Definition
Gross revenue churn measures the share of starting MRR lost to contraction (downgrades) and churn (cancellations) over a period. It excludes expansion by definition.
Formula
Gross revenue churn = (contraction MRR + churned MRR) / starting MRR.
Monthly-equivalent conversion
If your window is N months: monthly-equivalent churn = 1 - (1 - period churn)^(1/N).
How it relates to GRR and NRR
- GRR focuses on remaining revenue after losses (ending gross / starting).
- NRR adds expansion, so NRR can look healthy even when gross churn is high.
- Track gross churn + GRR/NRR together to avoid being misled by expansion.
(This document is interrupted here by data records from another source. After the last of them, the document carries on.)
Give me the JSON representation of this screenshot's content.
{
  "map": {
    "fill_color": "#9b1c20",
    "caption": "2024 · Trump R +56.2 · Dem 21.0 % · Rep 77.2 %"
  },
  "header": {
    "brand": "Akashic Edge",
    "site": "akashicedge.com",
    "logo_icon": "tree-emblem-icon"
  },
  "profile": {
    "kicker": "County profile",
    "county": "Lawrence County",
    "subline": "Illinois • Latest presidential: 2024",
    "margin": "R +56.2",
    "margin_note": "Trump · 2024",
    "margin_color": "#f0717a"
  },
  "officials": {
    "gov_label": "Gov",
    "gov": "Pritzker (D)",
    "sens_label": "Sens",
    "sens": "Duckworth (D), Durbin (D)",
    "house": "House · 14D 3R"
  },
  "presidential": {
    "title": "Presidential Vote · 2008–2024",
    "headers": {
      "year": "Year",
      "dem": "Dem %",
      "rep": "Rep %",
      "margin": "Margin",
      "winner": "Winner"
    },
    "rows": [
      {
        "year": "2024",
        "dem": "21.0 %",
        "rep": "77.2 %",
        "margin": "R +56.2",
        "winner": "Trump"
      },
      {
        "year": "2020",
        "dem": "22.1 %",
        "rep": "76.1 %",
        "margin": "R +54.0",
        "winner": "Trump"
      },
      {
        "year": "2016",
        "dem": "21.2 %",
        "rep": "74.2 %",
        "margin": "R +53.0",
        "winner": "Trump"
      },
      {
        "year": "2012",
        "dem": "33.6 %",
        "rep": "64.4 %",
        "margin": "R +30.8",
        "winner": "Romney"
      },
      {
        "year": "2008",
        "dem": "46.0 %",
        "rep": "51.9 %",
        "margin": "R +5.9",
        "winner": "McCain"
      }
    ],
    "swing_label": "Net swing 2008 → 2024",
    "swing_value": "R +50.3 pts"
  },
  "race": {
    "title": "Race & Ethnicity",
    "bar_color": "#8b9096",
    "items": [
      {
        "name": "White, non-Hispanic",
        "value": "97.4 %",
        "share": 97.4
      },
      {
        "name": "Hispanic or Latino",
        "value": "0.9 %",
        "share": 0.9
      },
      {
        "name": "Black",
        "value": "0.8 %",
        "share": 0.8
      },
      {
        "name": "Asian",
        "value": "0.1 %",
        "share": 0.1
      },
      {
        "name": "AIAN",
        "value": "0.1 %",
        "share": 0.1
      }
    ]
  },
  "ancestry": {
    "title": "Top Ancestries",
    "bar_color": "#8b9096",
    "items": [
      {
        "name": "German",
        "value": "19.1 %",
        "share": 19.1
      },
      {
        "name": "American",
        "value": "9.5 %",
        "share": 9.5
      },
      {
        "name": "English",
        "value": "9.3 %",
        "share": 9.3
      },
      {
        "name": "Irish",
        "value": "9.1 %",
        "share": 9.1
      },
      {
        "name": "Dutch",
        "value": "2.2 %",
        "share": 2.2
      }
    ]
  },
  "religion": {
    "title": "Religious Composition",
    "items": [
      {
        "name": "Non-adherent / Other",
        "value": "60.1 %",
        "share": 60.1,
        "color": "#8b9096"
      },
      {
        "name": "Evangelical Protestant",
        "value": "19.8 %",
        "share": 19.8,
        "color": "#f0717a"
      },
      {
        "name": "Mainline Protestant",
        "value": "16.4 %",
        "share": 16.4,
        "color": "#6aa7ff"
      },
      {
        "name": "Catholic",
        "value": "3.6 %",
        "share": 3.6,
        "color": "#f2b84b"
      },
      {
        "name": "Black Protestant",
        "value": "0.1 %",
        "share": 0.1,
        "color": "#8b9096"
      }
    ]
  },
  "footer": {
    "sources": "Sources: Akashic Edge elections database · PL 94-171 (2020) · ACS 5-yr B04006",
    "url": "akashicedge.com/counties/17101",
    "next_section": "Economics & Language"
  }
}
Gross revenue churn QA checklist
- Use starting MRR as the denominator for the period.
- Separate downgrades (contraction) from cancellations (churn).
- Match the churn window to your billing cadence (monthly vs annual).
Benchmarks and context
- High-growth companies often accept higher gross churn early, but it should trend down.
- Enterprise contracts may show lumpy churn at renewal cycles.
- Segment by plan and cohort before comparing to peer benchmarks.
Common mistakes
- Mixing cohorts or time windows (starting MRR from one cohort, losses from another).
- Including expansion in the churn metric (gross churn excludes expansion).
- Using ending MRR as the denominator instead of starting MRR.